I accept that assisted dying is not like any other clinical decision and if society is to offer this solemn choice it must build in safeguards that not only rectify the inadequacies of the current situation, but protect the vulnerable, the weak and all those—doctors and nurses included—who are involved in this incredibly difficult situation.

We must enact legislation to decriminalise acts of euthanasia and physician-assisted suicide, for the following compelling reasons:

  • Prevention of cruelty and protection of human rights. To allow a terminally ill individual to end their life is the only humane, rational, and compassionate choice. The current prohibitions require a person with great physical or mental suffering to continue to endure suffering against their wishes, which cannot be right. The right to life and to a private and family life under the European convention on human rights should be interpreted broadly to include decisions about quality of life, including decisions about death if life is no longer one of quality.
  • Regulatory control. The terminally ill are travelling abroad to countries where the right to end life in terminal cases is lawful. We cannot regulate the laws of foreign lands. We must make provisions within our laws to regulate this issue within our boundaries. We must not prosecute loved ones who assist a terminally ill individual to travel abroad to end their life lawfully for “encouraging or assisting” suicide.
  • Ambiguity. The current law conflicts with the law as it is being enforced. If the laws were enforced, more than 100 people would have been prosecuted for accompanying loved ones abroad to end their lives. This uncertainty leaves all concerned, including physicians, unprotected.
  • Discrimination. The ability of the wealthy to travel to countries where it is lawful for the terminally ill to end their lives treats the haves and have-nots unequally.
  • Available safeguards. Many people are opposed to legislation that would allow “end of life” choices. But our concerns relating to abuses and protection of the vulnerable can be addressed by ensuring certain objective conditions are met prior to allowing a terminally ill individual to exercise the right to die:
    • the patient must be terminally ill.
    • the patient must be an adult.
    • the patient must be mentally competent.
    • the patient must be in severe pain.
    • two independent physicians must be satisfied that the above conditions are present.

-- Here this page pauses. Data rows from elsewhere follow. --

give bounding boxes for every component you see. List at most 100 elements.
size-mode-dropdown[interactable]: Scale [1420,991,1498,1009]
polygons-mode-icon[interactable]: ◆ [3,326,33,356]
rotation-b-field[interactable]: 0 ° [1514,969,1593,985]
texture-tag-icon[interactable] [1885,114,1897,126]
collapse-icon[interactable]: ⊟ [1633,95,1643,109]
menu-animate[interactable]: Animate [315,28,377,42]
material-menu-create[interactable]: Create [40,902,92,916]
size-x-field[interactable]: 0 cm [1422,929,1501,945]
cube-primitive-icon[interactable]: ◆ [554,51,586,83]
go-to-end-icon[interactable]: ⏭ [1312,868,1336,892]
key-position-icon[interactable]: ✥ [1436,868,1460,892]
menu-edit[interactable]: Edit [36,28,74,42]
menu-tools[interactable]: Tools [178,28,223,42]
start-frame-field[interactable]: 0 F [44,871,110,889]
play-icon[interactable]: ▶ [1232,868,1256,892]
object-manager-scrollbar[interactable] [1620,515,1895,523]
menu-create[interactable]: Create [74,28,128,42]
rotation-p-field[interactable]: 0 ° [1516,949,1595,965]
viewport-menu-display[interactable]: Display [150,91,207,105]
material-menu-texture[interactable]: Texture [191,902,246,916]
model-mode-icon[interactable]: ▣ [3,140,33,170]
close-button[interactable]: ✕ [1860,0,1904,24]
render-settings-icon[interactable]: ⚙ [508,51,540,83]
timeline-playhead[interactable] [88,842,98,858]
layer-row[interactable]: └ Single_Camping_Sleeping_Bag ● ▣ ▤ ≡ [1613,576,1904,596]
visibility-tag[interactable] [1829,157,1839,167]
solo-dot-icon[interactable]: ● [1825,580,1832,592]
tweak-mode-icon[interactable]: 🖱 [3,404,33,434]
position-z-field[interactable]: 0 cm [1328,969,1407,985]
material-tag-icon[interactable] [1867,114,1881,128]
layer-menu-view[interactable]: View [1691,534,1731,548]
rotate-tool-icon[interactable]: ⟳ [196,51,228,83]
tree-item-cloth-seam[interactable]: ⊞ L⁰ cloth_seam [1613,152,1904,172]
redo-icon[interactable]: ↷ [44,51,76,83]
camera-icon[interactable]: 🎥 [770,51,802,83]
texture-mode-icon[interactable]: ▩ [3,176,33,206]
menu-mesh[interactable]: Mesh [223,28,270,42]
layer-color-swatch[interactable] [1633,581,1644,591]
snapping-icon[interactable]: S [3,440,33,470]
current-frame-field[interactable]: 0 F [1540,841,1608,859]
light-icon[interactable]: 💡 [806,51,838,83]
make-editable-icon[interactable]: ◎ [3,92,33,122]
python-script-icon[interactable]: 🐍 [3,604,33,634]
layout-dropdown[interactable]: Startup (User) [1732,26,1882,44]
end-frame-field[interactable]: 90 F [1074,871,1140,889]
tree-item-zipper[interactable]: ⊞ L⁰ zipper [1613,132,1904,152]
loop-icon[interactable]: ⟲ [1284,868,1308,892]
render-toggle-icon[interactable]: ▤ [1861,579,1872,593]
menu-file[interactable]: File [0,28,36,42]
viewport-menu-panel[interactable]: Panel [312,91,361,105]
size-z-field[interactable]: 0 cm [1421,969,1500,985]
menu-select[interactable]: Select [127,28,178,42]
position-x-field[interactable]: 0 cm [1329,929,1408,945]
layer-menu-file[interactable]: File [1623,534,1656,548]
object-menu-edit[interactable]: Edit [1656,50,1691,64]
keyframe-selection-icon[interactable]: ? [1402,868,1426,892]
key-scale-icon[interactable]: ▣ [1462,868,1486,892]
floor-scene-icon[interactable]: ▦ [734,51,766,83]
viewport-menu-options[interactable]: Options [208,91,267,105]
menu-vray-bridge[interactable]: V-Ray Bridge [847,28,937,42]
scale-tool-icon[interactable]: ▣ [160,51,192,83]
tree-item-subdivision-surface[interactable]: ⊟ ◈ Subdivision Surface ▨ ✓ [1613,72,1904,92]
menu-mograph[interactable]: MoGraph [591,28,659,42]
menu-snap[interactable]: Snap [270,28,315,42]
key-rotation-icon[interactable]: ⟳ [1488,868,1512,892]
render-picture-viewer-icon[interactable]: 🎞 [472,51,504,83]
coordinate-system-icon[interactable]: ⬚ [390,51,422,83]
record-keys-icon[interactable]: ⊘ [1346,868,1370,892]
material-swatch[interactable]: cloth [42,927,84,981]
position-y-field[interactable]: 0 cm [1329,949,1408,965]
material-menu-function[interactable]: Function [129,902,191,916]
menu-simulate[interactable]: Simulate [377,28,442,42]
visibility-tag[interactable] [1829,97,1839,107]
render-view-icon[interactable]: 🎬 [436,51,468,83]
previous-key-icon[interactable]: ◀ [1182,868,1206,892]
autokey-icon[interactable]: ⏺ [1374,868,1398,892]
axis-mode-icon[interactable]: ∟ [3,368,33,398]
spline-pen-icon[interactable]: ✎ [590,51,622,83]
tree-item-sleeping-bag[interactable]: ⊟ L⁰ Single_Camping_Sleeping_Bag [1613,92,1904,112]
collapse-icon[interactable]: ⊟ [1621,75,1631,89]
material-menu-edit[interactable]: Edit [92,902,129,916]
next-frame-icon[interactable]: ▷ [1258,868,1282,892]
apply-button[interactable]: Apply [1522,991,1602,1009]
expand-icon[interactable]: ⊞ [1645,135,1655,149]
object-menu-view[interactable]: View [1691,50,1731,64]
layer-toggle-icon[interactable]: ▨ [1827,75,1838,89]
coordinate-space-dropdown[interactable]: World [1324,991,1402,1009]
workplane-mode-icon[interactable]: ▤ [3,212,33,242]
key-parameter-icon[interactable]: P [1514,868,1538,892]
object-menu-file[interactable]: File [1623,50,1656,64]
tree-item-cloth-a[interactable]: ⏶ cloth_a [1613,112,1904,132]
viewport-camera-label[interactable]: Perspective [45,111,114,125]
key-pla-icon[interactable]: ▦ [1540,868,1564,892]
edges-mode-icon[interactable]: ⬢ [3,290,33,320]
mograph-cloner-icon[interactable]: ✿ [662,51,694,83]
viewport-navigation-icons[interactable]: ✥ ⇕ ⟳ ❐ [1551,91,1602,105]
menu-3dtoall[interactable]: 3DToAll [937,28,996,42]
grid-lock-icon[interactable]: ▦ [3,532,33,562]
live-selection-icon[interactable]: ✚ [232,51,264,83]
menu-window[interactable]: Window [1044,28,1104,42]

If we do not address this issue head on, we will have continued uncertainty and the unregulated practice of euthanasia, with the fear of prosecution hanging over the heads of all concerned. The goal of the medical profession should still be to save lives—but not at the expense of compassion and the right of the terminally ill to choose to end their lives with dignity. The availability of assisted dying would bring much comfort to not only Tony Nicklinson, but to others as well, even if they don’t actually use it, because it brings a sense of having some control.

Kailash Chand has been a GP for last 30 years and is now chair of the NHS Trust Tameside & Glossop. He is on the BMA council and he was on the general practitioner’s committee. He was awarded an OBE in 2010 for services to the NHS. He writes for the Guardian, and other regional and national publications on health matters.